You are on a roll, sir!
Remember this is the same woman who wrote in Scientific America that the rhetoric of space as as frontier was “jingoistic.” A great reason to move to Mars would be to get away from people like that.
OT: This is a post on StrategyPage which mentions Chinese work on satellite refueling but mainly discusses the American X-47.
https://www.strategypage.com/htmw/htspace/articles/20160706.aspx
* X-37B.
Sorry…
The old “mankind will simply have to be closer to perfection” before being allowed out into the universe.
I’m reminded of Mal’s speech in “Serenity”.
I’m thinking America was great because of all the people that didn’t get here.
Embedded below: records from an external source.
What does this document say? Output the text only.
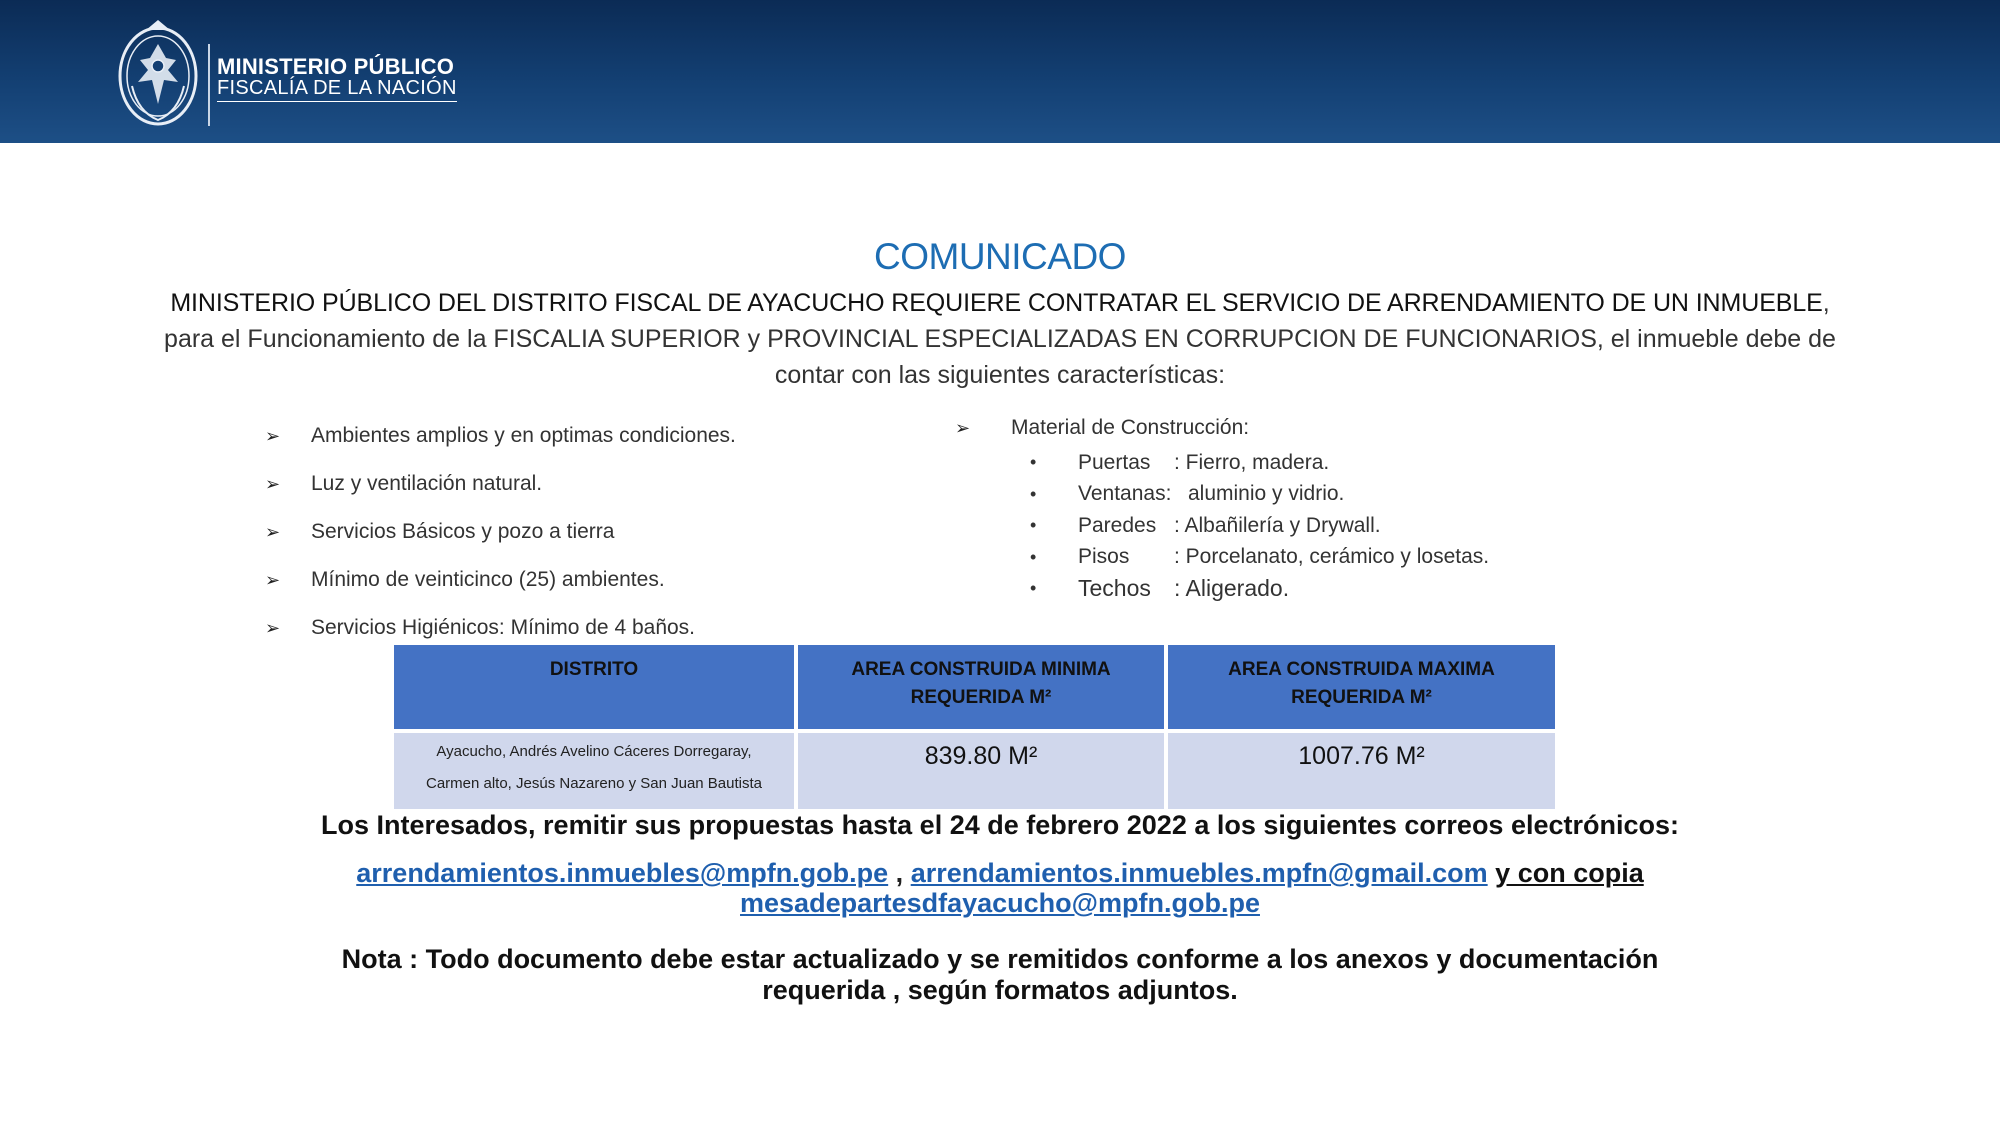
MINISTERIO PÚBLICO
FISCALÍA DE LA NACIÓN
COMUNICADO
MINISTERIO PÚBLICO DEL DISTRITO FISCAL DE AYACUCHO REQUIERE CONTRATAR EL SERVICIO DE ARRENDAMIENTO DE UN INMUEBLE, para el Funcionamiento de la FISCALIA SUPERIOR y PROVINCIAL ESPECIALIZADAS EN CORRUPCION DE FUNCIONARIOS, el inmueble debe de contar con las siguientes características:
➢	Ambientes amplios y en optimas condiciones.
➢	Luz y ventilación natural.
➢	Servicios Básicos y pozo a tierra
➢	Mínimo de veinticinco (25) ambientes.
➢	Servicios Higiénicos: Mínimo de 4 baños.
➢	Material de Construcción:
•	Puertas	: Fierro, madera.
•	Ventanas: aluminio y vidrio.
•	Paredes : Albañilería y Drywall.
•	Pisos	: Porcelanato, cerámico y losetas.
•	Techos	: Aligerado.
DISTRITO	AREA CONSTRUIDA MINIMA REQUERIDA M²	AREA CONSTRUIDA MAXIMA REQUERIDA M²

Ayacucho, Andrés Avelino Cáceres Dorregaray,
Carmen alto, Jesús Nazareno y San Juan Bautista	839.80 M²	1007.76 M²
Los Interesados, remitir sus propuestas hasta el 24 de febrero 2022 a los siguientes correos electrónicos:
arrendamientos.inmuebles@mpfn.gob.pe , arrendamientos.inmuebles.mpfn@gmail.com y con copia
mesadepartesdfayacucho@mpfn.gob.pe
Nota : Todo documento debe estar actualizado y se remitidos conforme a los anexos y documentación requerida , según formatos adjuntos.
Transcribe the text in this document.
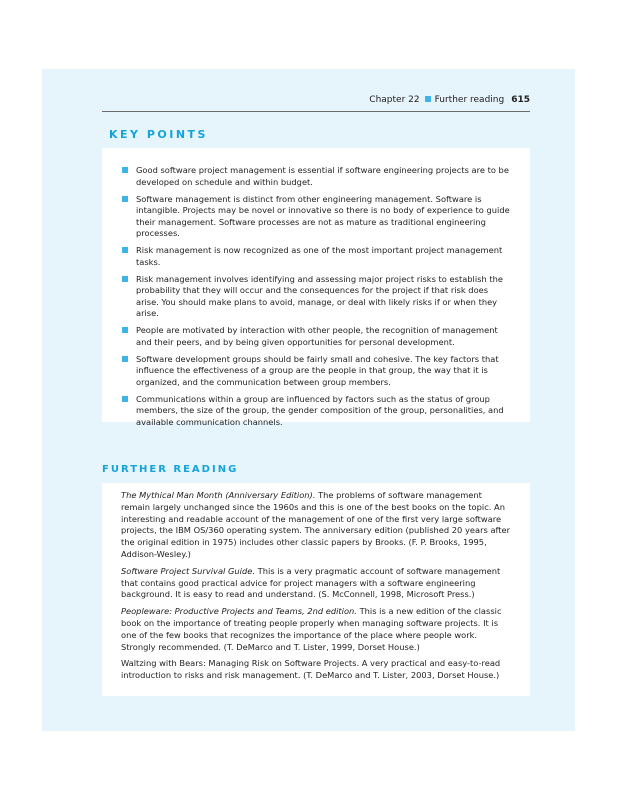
Chapter 22 Further reading 615
KEY POINTS
Good software project management is essential if software engineering projects are to be developed on schedule and within budget.
Software management is distinct from other engineering management. Software is intangible. Projects may be novel or innovative so there is no body of experience to guide their management. Software processes are not as mature as traditional engineering processes.
Risk management is now recognized as one of the most important project management tasks.
Risk management involves identifying and assessing major project risks to establish the probability that they will occur and the consequences for the project if that risk does arise. You should make plans to avoid, manage, or deal with likely risks if or when they arise.
People are motivated by interaction with other people, the recognition of management and their peers, and by being given opportunities for personal development.
Software development groups should be fairly small and cohesive. The key factors that influence the effectiveness of a group are the people in that group, the way that it is organized, and the communication between group members.
Communications within a group are influenced by factors such as the status of group members, the size of the group, the gender composition of the group, personalities, and available communication channels.
FURTHER READING

The Mythical Man Month (Anniversary Edition). The problems of software management remain largely unchanged since the 1960s and this is one of the best books on the topic. An interesting and readable account of the management of one of the first very large software projects, the IBM OS/360 operating system. The anniversary edition (published 20 years after the original edition in 1975) includes other classic papers by Brooks. (F. P. Brooks, 1995, Addison-Wesley.)

Software Project Survival Guide. This is a very pragmatic account of software management that contains good practical advice for project managers with a software engineering background. It is easy to read and understand. (S. McConnell, 1998, Microsoft Press.)

Peopleware: Productive Projects and Teams, 2nd edition. This is a new edition of the classic book on the importance of treating people properly when managing software projects. It is one of the few books that recognizes the importance of the place where people work. Strongly recommended. (T. DeMarco and T. Lister, 1999, Dorset House.)

Waltzing with Bears: Managing Risk on Software Projects. A very practical and easy-to-read introduction to risks and risk management. (T. DeMarco and T. Lister, 2003, Dorset House.)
It could be the same for space.
Anodyne? It sounds to me like she is firmly opposed to any private, commercial space activity.
She is, but the principles themselves are sort of bloodless, as I’d expect coming from Eilene Galloway.
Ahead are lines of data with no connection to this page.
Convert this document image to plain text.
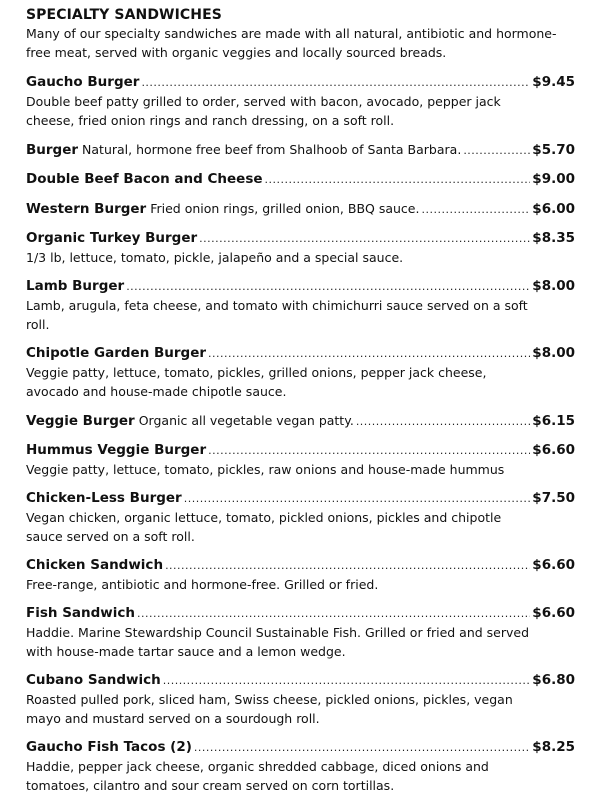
SPECIALTY SANDWICHES

Many of our specialty sandwiches are made with all natural, antibiotic and hormone-free meat, served with organic veggies and locally sourced breads.

Gaucho Burger .....	$9.45

Double beef patty grilled to order, served with bacon, avocado, pepper jack cheese, fried onion rings and ranch dressing, on a soft roll.

Burger Natural, hormone free beef from Shalhoob of Santa Barbara. .....	$5.70
Double Beef Bacon and Cheese .....	$9.00
Western Burger Fried onion rings, grilled onion, BBQ sauce. .....	$6.00
Organic Turkey Burger .....	$8.35

1/3 lb, lettuce, tomato, pickle, jalapeño and a special sauce.

Lamb Burger .....	$8.00

Lamb, arugula, feta cheese, and tomato with chimichurri sauce served on a soft roll.

Chipotle Garden Burger .....	$8.00

Veggie patty, lettuce, tomato, pickles, grilled onions, pepper jack cheese, avocado and house-made chipotle sauce.

Veggie Burger Organic all vegetable vegan patty. .....	$6.15
Hummus Veggie Burger .....	$6.60

Veggie patty, lettuce, tomato, pickles, raw onions and house-made hummus

Chicken-Less Burger .....	$7.50

Vegan chicken, organic lettuce, tomato, pickled onions, pickles and chipotle sauce served on a soft roll.

Chicken Sandwich .....	$6.60

Free-range, antibiotic and hormone-free. Grilled or fried.

Fish Sandwich .....	$6.60

Haddie. Marine Stewardship Council Sustainable Fish. Grilled or fried and served with house-made tartar sauce and a lemon wedge.

Cubano Sandwich .....	$6.80

Roasted pulled pork, sliced ham, Swiss cheese, pickled onions, pickles, vegan mayo and mustard served on a sourdough roll.

Gaucho Fish Tacos (2) .....	$8.25

Haddie, pepper jack cheese, organic shredded cabbage, diced onions and tomatoes, cilantro and sour cream served on corn tortillas.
The principles seem bloodless, but if they hold back a building pressure, are they really?
“There should be a complete statement of this total problem for which solutions are proposed. ”
What is this “total problem” ?
Space policy in general?
Peaceful use of space?
The complete statement is central control… the rest are details.
Linda was at least nice enough to put my reply in the comments section. I did not quite say out loud that the person writing these guidelines started with central planning, put it as #6, and then worked backwards to get that “anodyne” feel for the #1 mish mash. But it was rather obvious, to me, at any rate, that she had. It made it seem, to many like her, that central planning would be “the logical way to do things”.
As I noted in my reply, her real moral question is not about how you see the Solar System, but about how you see Homo Sapiens Sapiens.
Linda is nice. As I said, she’s a long-time friend. I just think she doesn’t really understand the implications of her world view.
Communists are communists, no matter how nice, nor naive.
If only people that were wrong were all stupid ugly boors. Instead we get highly intelligent, charismatic, beautiful people that would lead us all over the cliff.
Ironic that a grade school vocabulary, cheetos faced, blustering boor may be this country’s salvation?